What does the model say?

Importantly, house prices in this model are affected by the pressure that covid-19 lockdowns put on them. The model serves as a laboratory for studying two key issues. First, the model serves as a “stress test” laboratory, trying to spot households that might financially “collapse” first, due to covid-19 lockdown pressure or lack of sufficient government subsidies. Such unlucky households sell their houses at cheap prices, in order to survive financially (fire sales). Other households that are more unlucky may default on their mortgages (non-performing loans). Such a process, may lead to a big drop in house prices in the model. A big drop in house prices may affect the loan to value ratios in banks, putting pressure on the balance sheets of banks. So far, our simulations predict small slowdowns in house prices in Luxembourg. Yet, the model has the ability to detect conditions that may lead to a big drop in housing prices early. Second, the model serves as a policy laboratory, evaluating whether government policies for preventing the crisis have been sufficient, or whether there are better policies to be implemented in the future.

What would you look at as an investor in terms of economic aggregates?
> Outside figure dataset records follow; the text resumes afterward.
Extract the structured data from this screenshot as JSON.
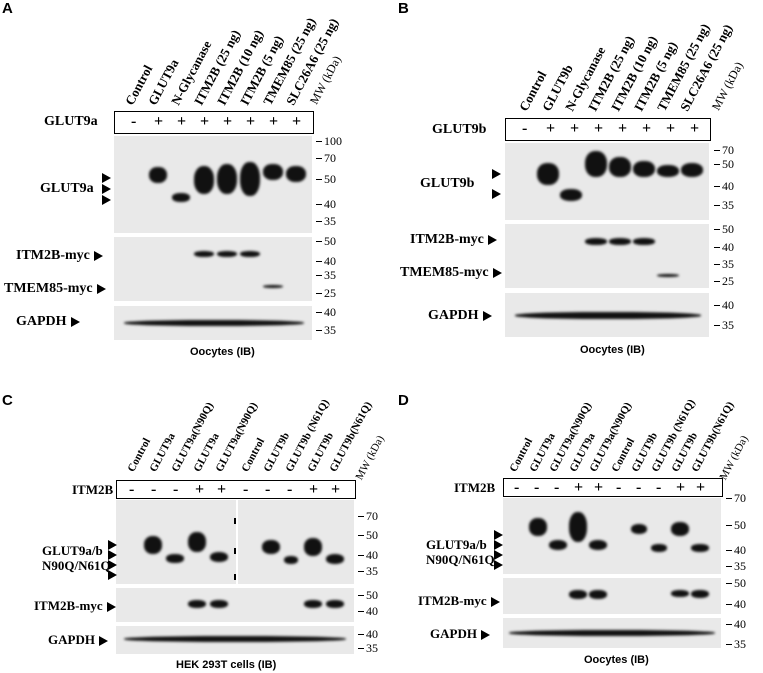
{
  "panels": {
    "A": {
      "label": "A",
      "lanes": [
        "Control",
        "GLUT9a",
        "N-Glycanase",
        "ITM2B (25 ng)",
        "ITM2B (10 ng)",
        "ITM2B (5 ng)",
        "TMEM85 (25 ng)",
        "SLC26A6 (25 ng)",
        "MW (kDa)"
      ],
      "treat_label": "GLUT9a",
      "treat": [
        "-",
        "+",
        "+",
        "+",
        "+",
        "+",
        "+",
        "+"
      ],
      "blot1_label": "GLUT9a",
      "blot2_labels": [
        "ITM2B-myc",
        "TMEM85-myc"
      ],
      "blot3_label": "GAPDH",
      "mw1": [
        "100",
        "70",
        "50",
        "40",
        "35"
      ],
      "mw2": [
        "50",
        "40",
        "35",
        "25"
      ],
      "mw3": [
        "40",
        "35"
      ],
      "caption": "Oocytes (IB)"
    },
    "B": {
      "label": "B",
      "lanes": [
        "Control",
        "GLUT9b",
        "N-Glycanase",
        "ITM2B (25 ng)",
        "ITM2B (10 ng)",
        "ITM2B (5 ng)",
        "TMEM85 (25 ng)",
        "SLC26A6 (25 ng)",
        "MW (kDa)"
      ],
      "treat_label": "GLUT9b",
      "treat": [
        "-",
        "+",
        "+",
        "+",
        "+",
        "+",
        "+",
        "+"
      ],
      "blot1_label": "GLUT9b",
      "blot2_labels": [
        "ITM2B-myc",
        "TMEM85-myc"
      ],
      "blot3_label": "GAPDH",
      "mw1": [
        "70",
        "50",
        "40",
        "35"
      ],
      "mw2": [
        "50",
        "40",
        "35",
        "25"
      ],
      "mw3": [
        "40",
        "35"
      ],
      "caption": "Oocytes (IB)"
    },
    "C": {
      "label": "C",
      "lanes": [
        "Control",
        "GLUT9a",
        "GLUT9a(N90Q)",
        "GLUT9a",
        "GLUT9a(N90Q)",
        "Control",
        "GLUT9b",
        "GLUT9b (N61Q)",
        "GLUT9b",
        "GLUT9b(N61Q)",
        "MW (kDa)"
      ],
      "treat_label": "ITM2B",
      "treat": [
        "-",
        "-",
        "-",
        "+",
        "+",
        "-",
        "-",
        "-",
        "+",
        "+"
      ],
      "blot1_labels": [
        "GLUT9a/b",
        "N90Q/N61Q"
      ],
      "blot2_label": "ITM2B-myc",
      "blot3_label": "GAPDH",
      "mw1": [
        "70",
        "50",
        "40",
        "35"
      ],
      "mw2": [
        "50",
        "40"
      ],
      "mw3": [
        "40",
        "35"
      ],
      "caption": "HEK 293T cells (IB)"
    },
    "D": {
      "label": "D",
      "lanes": [
        "Control",
        "GLUT9a",
        "GLUT9a(N90Q)",
        "GLUT9a",
        "GLUT9a(N90Q)",
        "Control",
        "GLUT9b",
        "GLUT9b (N61Q)",
        "GLUT9b",
        "GLUT9b(N61Q)",
        "MW (kDa)"
      ],
      "treat_label": "ITM2B",
      "treat": [
        "-",
        "-",
        "-",
        "+",
        "+",
        "-",
        "-",
        "-",
        "+",
        "+"
      ],
      "blot1_labels": [
        "GLUT9a/b",
        "N90Q/N61Q"
      ],
      "blot2_label": "ITM2B-myc",
      "blot3_label": "GAPDH",
      "mw1": [
        "70",
        "50",
        "40",
        "35"
      ],
      "mw2": [
        "50",
        "40"
      ],
      "mw3": [
        "40",
        "35"
      ],
      "caption": "Oocytes (IB)"
    }
  }
}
Let me emphasize up front that the effects of lockdowns on the economy, are not a balanced aggregate shock. In our services-oriented economy, the lockdowns did not affect persons who could work from home as much as other persons in more social professions, such as restaurant owners, or hairdressers, etc. This simple example tells us that examining aggregates will not offer a complete or safe picture. Some aggregates can alert us to “elephants in the dark room”. Key problematic aggregates are fiscal debt/GDP ratios, non-performing loans of banks, stock prices of banks, and the relation of such aggregates to private investment and consumption of mostly durable goods (such as houses or cars). Yet, I must alert investors that, during the covid-19 crisis, the key is the evolution of these aggregates, not the observed levels of these variables at a given point in time. Having Eurostat announcing enormous debt/GDP ratios in this coming December, should not cause panic. The pandemic wave will pass, and a V-shape, even a U-shape GDP progression will improve such numbers vastly. Nevertheless, I would recommend hedging against investments in high fiscal-debt/GDP-ratio countries, keeping an eye on their banking sectors and on the EU policies announced for ensuring these countries through EU funds. Such announcements can turn investments in such countries into an opportunity after the covid-19 crisis.